Porroni, who now serves as director of the same office, described the Supreme Court nominee's father as professorial in demeanor -- a man with a thick shock of white hair who smoked a pipe and studied every subject in earnest.

In the 1970s, there was a legal challenge to the state's redistricting system, and Alito Sr. was called as an expert by the court because he was seen as objective and deeply knowledgeable about how the legislative districts were apportioned.

His precise testimony impressed the presiding judge in the case. Judge Leonard I. Garth remembered years later when the name "Alito" appeared on a stack of applications for a clerkship with him on the U.S. 3rd Circuit Court of Appeals.

"I wondered if there was a relation, and if there was, I certainly wanted to see him," said Garth, who called the younger Alito in for an interview and promptly hired him. Garth did not inform the Yale Law School graduate why his application had jumped from a stack of more than 500 applications. But he gave the young man his start in the court where Alito now sits on the bench.

Throughout his career, Alito has strayed from his native New Jersey only for relatively brief periods.
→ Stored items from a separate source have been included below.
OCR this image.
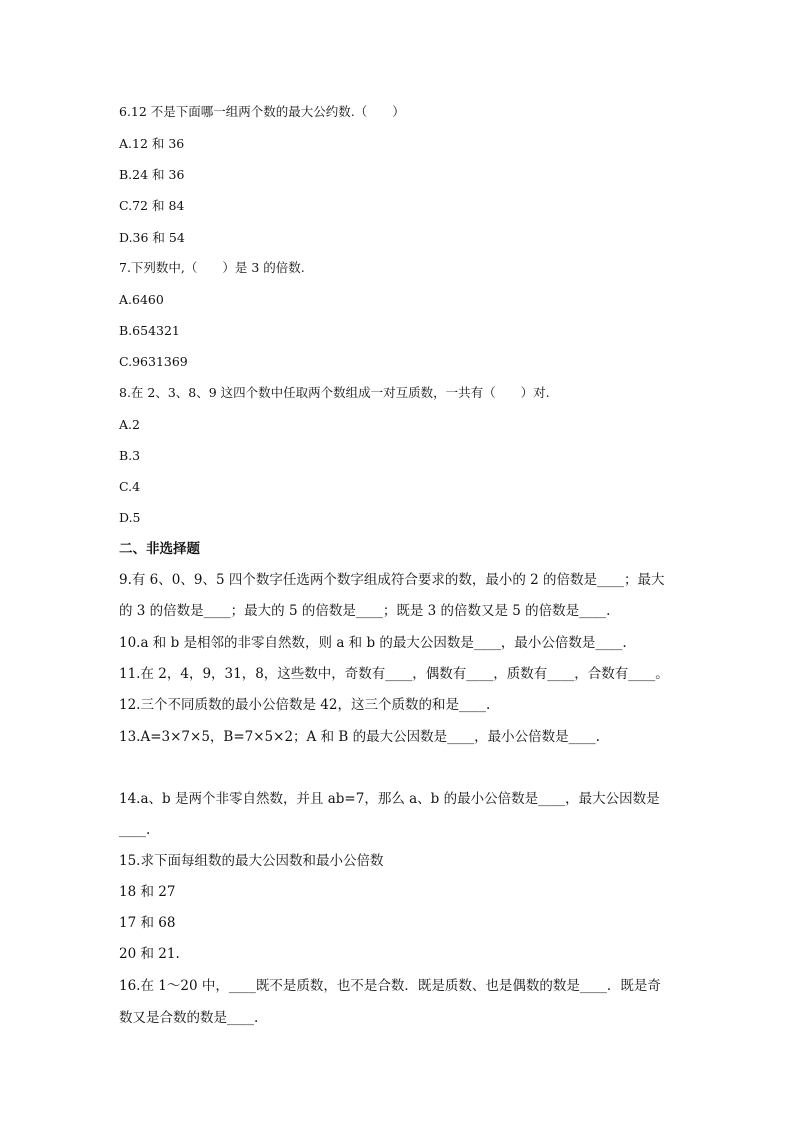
6.12 不是下面哪一组两个数的最大公约数.（　　）
A.12 和 36
B.24 和 36
C.72 和 84
D.36 和 54
7.下列数中,（　　）是 3 的倍数.
A.6460
B.654321
C.9631369
8.在 2、3、8、9 这四个数中任取两个数组成一对互质数，一共有（　　）对.
A.2
B.3
C.4
D.5
二、非选择题
9.有 6、0、9、5 四个数字任选两个数字组成符合要求的数，最小的 2 的倍数是____；最大
的 3 的倍数是____；最大的 5 的倍数是____；既是 3 的倍数又是 5 的倍数是____.
10.a 和 b 是相邻的非零自然数，则 a 和 b 的最大公因数是____，最小公倍数是____.
11.在 2，4，9，31，8，这些数中，奇数有____，偶数有____，质数有____，合数有____。
12.三个不同质数的最小公倍数是 42，这三个质数的和是____.
13.A=3×7×5，B=7×5×2；A 和 B 的最大公因数是____，最小公倍数是____.
14.a、b 是两个非零自然数，并且 ab=7，那么 a、b 的最小公倍数是____，最大公因数是
____.
15.求下面每组数的最大公因数和最小公倍数
18 和 27
17 和 68
20 和 21.
16.在 1～20 中，____既不是质数，也不是合数．既是质数、也是偶数的数是____．既是奇
数又是合数的数是____.
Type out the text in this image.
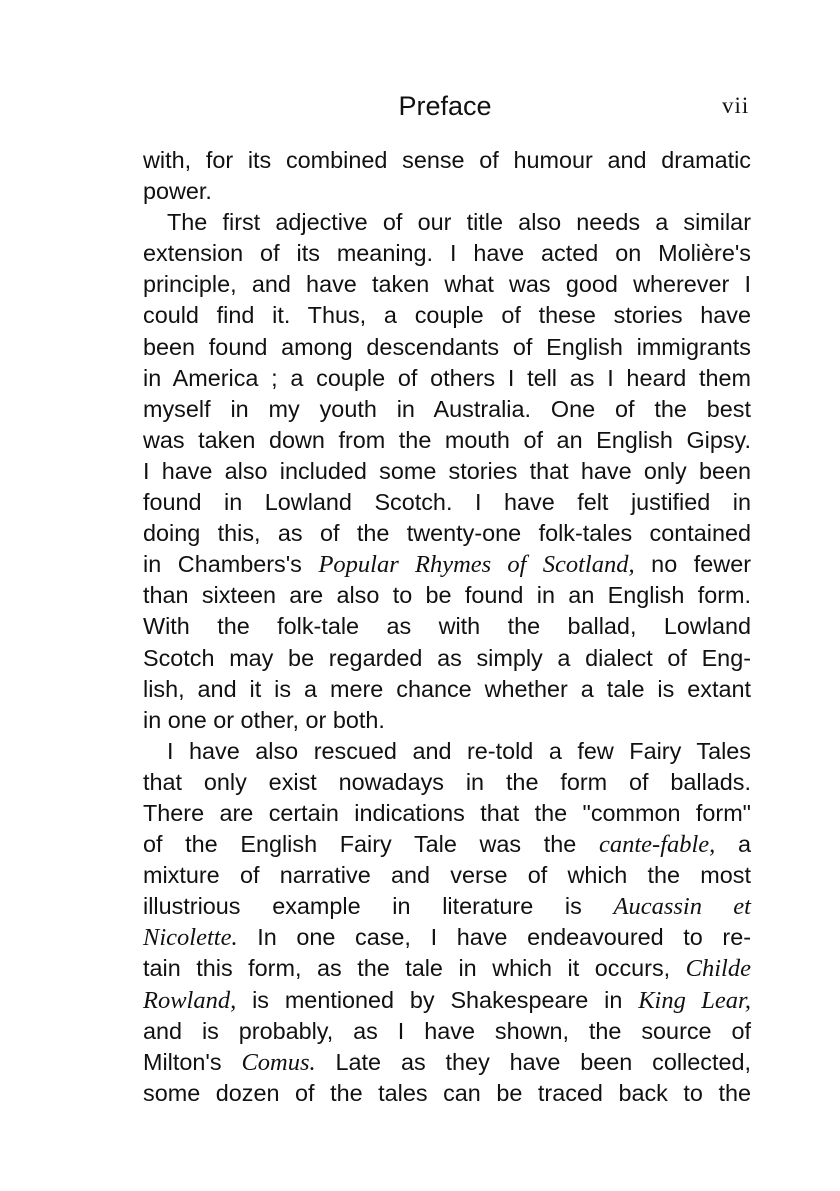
Preface	vii
with, for its combined sense of humour and dramatic
power.
The first adjective of our title also needs a similar
extension of its meaning. I have acted on Molière's
principle, and have taken what was good wherever I
could find it. Thus, a couple of these stories have
been found among descendants of English immigrants
in America ; a couple of others I tell as I heard them
myself in my youth in Australia. One of the best
was taken down from the mouth of an English Gipsy.
I have also included some stories that have only been
found in Lowland Scotch. I have felt justified in
doing this, as of the twenty-one folk-tales contained
in Chambers's Popular Rhymes of Scotland, no fewer
than sixteen are also to be found in an English form.
With the folk-tale as with the ballad, Lowland
Scotch may be regarded as simply a dialect of Eng-
lish, and it is a mere chance whether a tale is extant
in one or other, or both.
I have also rescued and re-told a few Fairy Tales
that only exist nowadays in the form of ballads.
There are certain indications that the "common form"
of the English Fairy Tale was the cante-fable, a
mixture of narrative and verse of which the most
illustrious example in literature is Aucassin et
Nicolette. In one case, I have endeavoured to re-
tain this form, as the tale in which it occurs, Childe
Rowland, is mentioned by Shakespeare in King Lear,
and is probably, as I have shown, the source of
Milton's Comus. Late as they have been collected,
some dozen of the tales can be traced back to the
He grew up in Hamilton Township near Trenton, on a quiet avenue with clipped shrubs and neighbors who shared a close-knit loyalty to each other and their street. Even in the social and political upheaval of the 1960s, the street was a cocoon of stability and tradition. Parents were strict; there was an emphasis on respect.

"We just knew not to try anything," said Elaine Szul, who knew the Alito kids through elementary school and attended the senior prom with Sam. "He was always a reader," Szul said, but she insisted that he was a "normal kid too" who didn't flaunt his intelligence.